Welcome to Outpatient Anesthesia Services of Reston
607 Herndon Pkwy, Suite 101, Herndon, Va 20170

FAQ

Frequently Asked Questions

Do I need to file a claim with my insurance provider for the anesthesia services?
I received a check from my insurance company for the anesthesia services, what do I do?
Reading your anesthesia billing statement.
Reading Your Explanation of Benefits (EOB)
Why am I receiving more than one bill?
There are two anesthesia providers on my bill. Am I being double charged?
Do I need to file a claim with my insurance provider for the anesthesia services?

We will file an insurance claim on your behalf to the primary insurance on file. If there is a secondary insurance on file, we will also file a claim for the amount not paid by your primary insurance. If there is no secondary insurance on file, you will receive a bill for any co-payment or deductible as determined by your primary insurance company.

Reading your anesthesia billing statement.

Column 1: Dates
The first line item will be the date of service. All other line items will be the date a payment or adjustment was taken.

Column 2: Description of service
This is where you see the service billed for, the provider who performed the service, and any information regarding payments and adjustments.

Column 3: Financial Amounts
These are the costs for what is described in column 2.

Columns 4 & 5: Balances
These are any balances on your account to be paid by your insurance (Column 4) or you (Column 5).

EXAMPLE STATEMENT:
OAS ITEMIZED STATEMENT

Reading Your Explanation of Benefits (EOB)

Your EOB is specific to your insurance company. Remember that your EOB is not a bill, it just explains what was covered by your insurance plan.

Your EOB may identify:

  • The patient and the service provided
  • The amount charged by the provider
  • The amount of the charges that are covered and not covered under your plan
  • The amount paid to your provider
  • The amount you're responsible for Your provider may bill you separately for any charges you're still responsible for. You may receive more than one EOB over time, this indicates that your initial claim has been denied and was appealed. Denials and Appeals can have numerous reasons and are generated by our office. Rarely, we may correspond with you to help us in this process.

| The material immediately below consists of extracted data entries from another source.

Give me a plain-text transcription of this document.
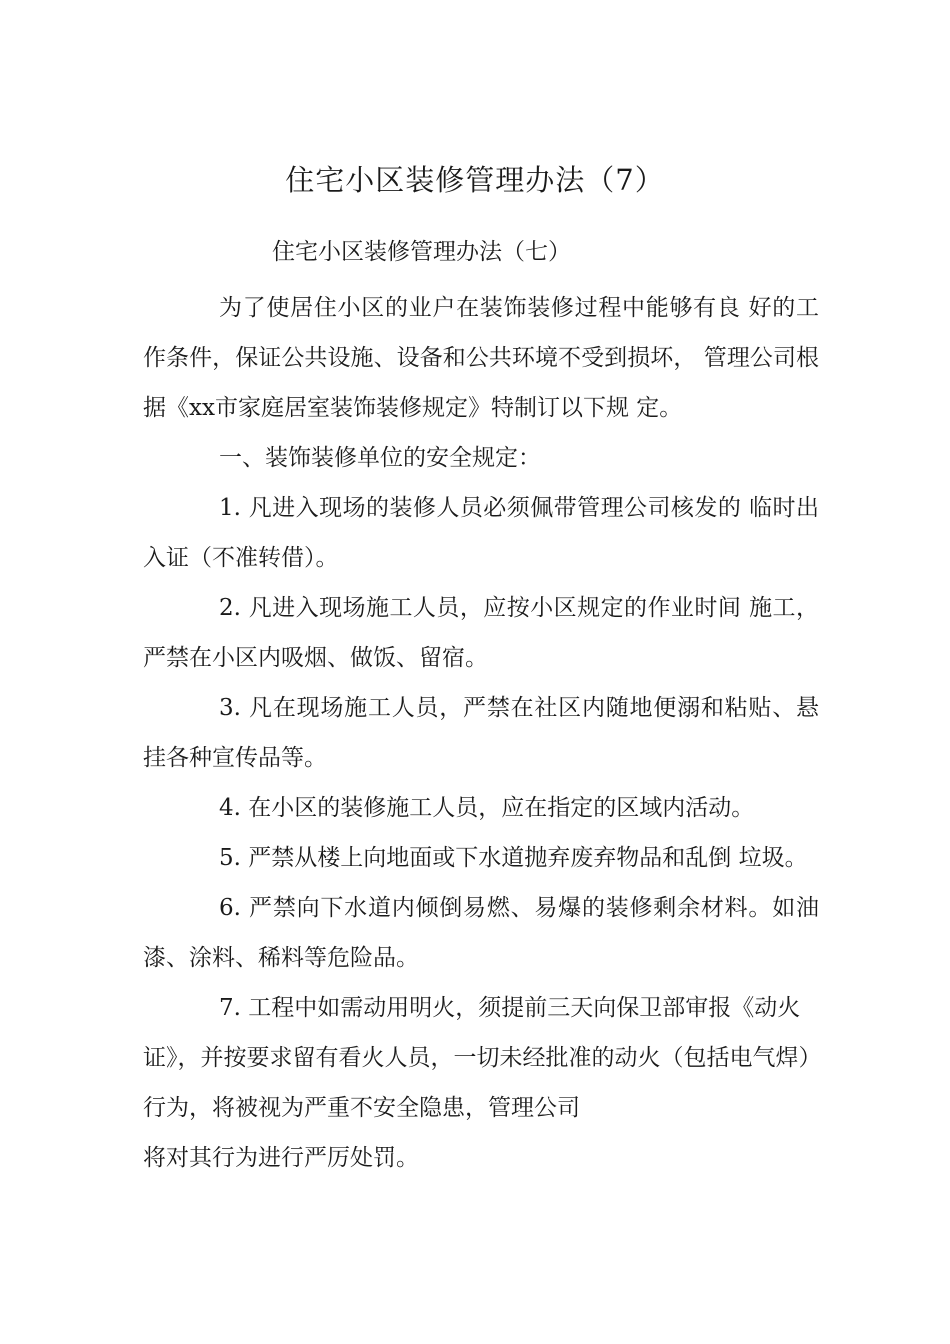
住宅小区装修管理办法（7）
住宅小区装修管理办法（七）

为了使居住小区的业户在装饰装修过程中能够有良 好的工作条件，保证公共设施、设备和公共环境不受到损坏， 管理公司根据《xx市家庭居室装饰装修规定》特制订以下规 定。

一、装饰装修单位的安全规定：

1. 凡进入现场的装修人员必须佩带管理公司核发的 临时出入证（不准转借）。

2. 凡进入现场施工人员，应按小区规定的作业时间 施工，严禁在小区内吸烟、做饭、留宿。

3. 凡在现场施工人员，严禁在社区内随地便溺和粘贴、悬挂各种宣传品等。

4. 在小区的装修施工人员，应在指定的区域内活动。

5. 严禁从楼上向地面或下水道抛弃废弃物品和乱倒 垃圾。

6. 严禁向下水道内倾倒易燃、易爆的装修剩余材料。如油漆、涂料、稀料等危险品。

7. 工程中如需动用明火，须提前三天向保卫部审报《动火证》，并按要求留有看火人员，一切未经批准的动火（包括电气焊）行为，将被视为严重不安全隐患，管理公司

将对其行为进行严厉处罚。
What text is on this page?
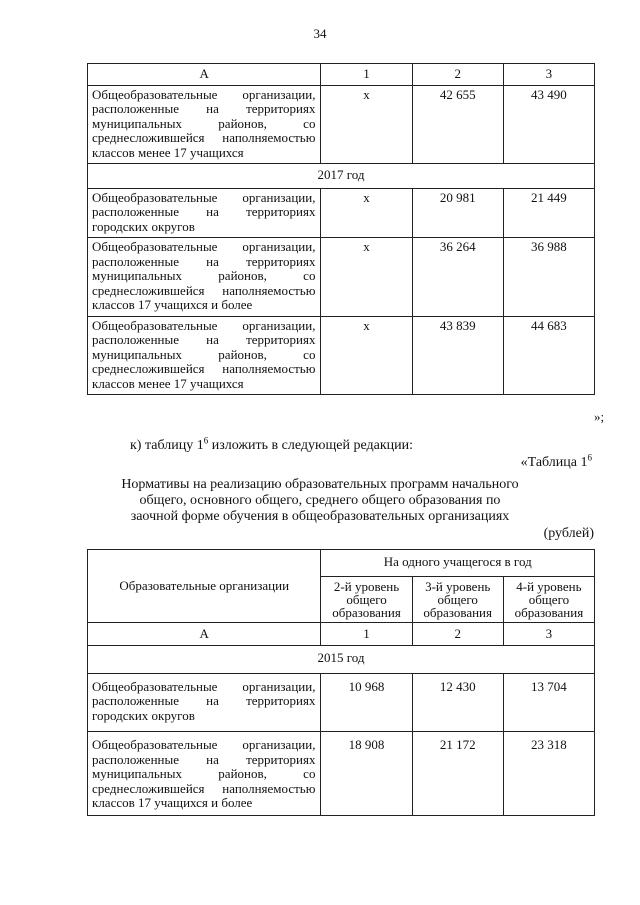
34
А	1	2	3
Общеобразовательные организации, расположенные на территориях муниципальных районов, со среднесложившейся наполняемостью классов менее 17 учащихся	х	42 655	43 490
2017 год			
Общеобразовательные организации, расположенные на территориях городских округов	х	20 981	21 449
Общеобразовательные организации, расположенные на территориях муниципальных районов, со среднесложившейся наполняемостью классов 17 учащихся и более	х	36 264	36 988
Общеобразовательные организации, расположенные на территориях муниципальных районов, со среднесложившейся наполняемостью классов менее 17 учащихся	х	43 839	44 683
»;
к) таблицу $1^6$ изложить в следующей редакции:
«Таблица $1^6$
Нормативы на реализацию образовательных программ начального общего, основного общего, среднего общего образования по заочной форме обучения в общеобразовательных организациях
(рублей)
Образовательные организации	На одного учащегося в год		
	2-й уровень общего образования	3-й уровень общего образования	4-й уровень общего образования
А	1	2	3
2015 год			
Общеобразовательные организации, расположенные на территориях городских округов	10 968	12 430	13 704
Общеобразовательные организации, расположенные на территориях муниципальных районов, со среднесложившейся наполняемостью классов 17 учащихся и более	18 908	21 172	23 318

Remember that your EOB is not a bill, it just explains what was covered by insurance. Your provider may bill you separately for any charges you're still responsible for. You may receive a few EOBs over time if your claim is being appealed.

Sample EOB Sample EOB

  1. Enrollee Name: Identifies the policyholder.
  2. Patient: Identifies the patient.
  3. Patient #: Identification number for the patient.
  4. Provider Name: Identifies the name of the doctor or facility billing for the services.
  5. Claim #: A number assigned to the claim by the insurance company for processing.
  6. Date Processed: Date the claim is processed.
  7. Enrollee Address: Indicates the address of the enrollee; this should be verified with each claim. Wrong addresses can cause problems in claims payment.
  8. Dates of Service: The date the service was rendered.
  9. Place of Service: The location the service was provided.
  10. CPT Code: This identifies the service performed. This code is universal and dictates the payment allowances.
  11. Charge Amount: Amount charged by your provider for their service.
  12. Allowed Amount: Amount determined by a preset regional schedule of "usual and customary" (UCR) charges.
  13. Not Covered: Amount not included in the allowed amount; usually this is the amount deemed over the usual and customary allowance. This amount can become the patient's responsibility.
  14. Reason Code: This is an explanation of why a service or amount has been denied.
  15. Deductible: A contractual amount determined by your insurance amount that is the patient's responsibility. Refer to your schedule of benefits.
  16. Co-Pay: A contractual amount specific to your plan that can actually exceed your deductible amount and continue until a "maximum out of pocket" amount is satisfied as determined in your plan. Refer to your schedule of benefits.
  17. Benefit Amount: The percentage of the amount covered that will be paid by your plan. The percentage paid will be determined by your schedule of benefits.
  18. Due from Patient: The amount the patient is responsible for paying to the provider. This generally includes the co-insurance amount and deductible.
  19. Payment Amount: The amount paid to the provider.
  20. Customer Service: This is the number used to contact your insurance provider's customer service.
Why am I receiving more than one bill?

A procedure can have numerous separately billable components.

  1. The professional services of the surgeon/proceduralist
  2. The professional services of the anesthesiologist and/or a certified registered nurse anesthetist (CRNA)
  3. The facility fee (hospital or surgery center)
  4. Pathology/lab fees
  5. Radiology fees

Each of these services are usually provided by separate medical groups, facilities and or companies which have no business ties and are contractors to the facility.

We only submit bills for anesthesia services.

There are two anesthesia providers on my bill. Am I being double charged?

No. Anesthesia services are often provided by a certified registered nurse anesthetist (crna) and supervising physician anesthesiologist. Insurance providers simply require that the anesthesia services bill be submitted to them with the entire charge split between the crna and anesthesiologist.